The FAA had gone to Federal District Court in Los Angeles and obtained a preliminary injunction against enforcement of the ordinance on May 16, requiring SMO to permit Category C and D aircraft to use the Airport for the duration of the FAA’s suit against the City. On May 22, the City appealed that ruling to the U.S. Court of Appeals for the Ninth Circuit, sitting in San Francisco, and applied to the Ninth Circuit for an order staying the preliminary injunction so as to permit immediate enforcement of the ordinance.
On June 3, the FAA filed written opposition to the City’s application for the stay, and on June 10 the City filed its written reply to that opposition. The Ninth Circuit will rule on the stay application on the basis of these written submissions, but there is no fixed schedule for a ruling on stay applications.
Whether the stay application is granted or not, the City’s appeal from the preliminary injunction will go forward through formal briefing and oral argument before the Ninth Circuit rules on the merits of the case. The anticipated ruling on the stay application will only determine whether the City’s ordinance can be enforced while the litigation is pending.
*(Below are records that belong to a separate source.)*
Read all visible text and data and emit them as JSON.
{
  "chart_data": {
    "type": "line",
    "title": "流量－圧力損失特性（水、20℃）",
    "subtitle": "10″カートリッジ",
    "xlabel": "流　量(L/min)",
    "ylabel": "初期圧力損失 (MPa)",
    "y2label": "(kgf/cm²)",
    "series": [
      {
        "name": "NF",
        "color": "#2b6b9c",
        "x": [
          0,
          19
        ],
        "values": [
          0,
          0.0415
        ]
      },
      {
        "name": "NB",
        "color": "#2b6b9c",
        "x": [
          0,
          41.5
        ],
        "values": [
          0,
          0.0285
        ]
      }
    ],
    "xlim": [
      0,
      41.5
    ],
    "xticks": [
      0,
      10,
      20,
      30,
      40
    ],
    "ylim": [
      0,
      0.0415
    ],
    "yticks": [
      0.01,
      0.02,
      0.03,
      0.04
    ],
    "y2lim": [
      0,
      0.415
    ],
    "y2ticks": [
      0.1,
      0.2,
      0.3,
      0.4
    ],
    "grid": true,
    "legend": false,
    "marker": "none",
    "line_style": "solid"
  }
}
The FAA asserts that the City did not have the legal authority to adopt the ordinance prohibiting the use of SMO by category C and D aircraft. Among other things, it references a grant for airport improvement projects accepted by the City in 1994; the grant requires the City to operate the property for 20 years, until 2014. The City received a payment in 2003 at the conclusion of the projects funded by the 1994 grant. The City Attorney’s office argues that this was not a new grant and does not extend the City’s obligations to operate the Airport until 2023 as asserted by the FAA.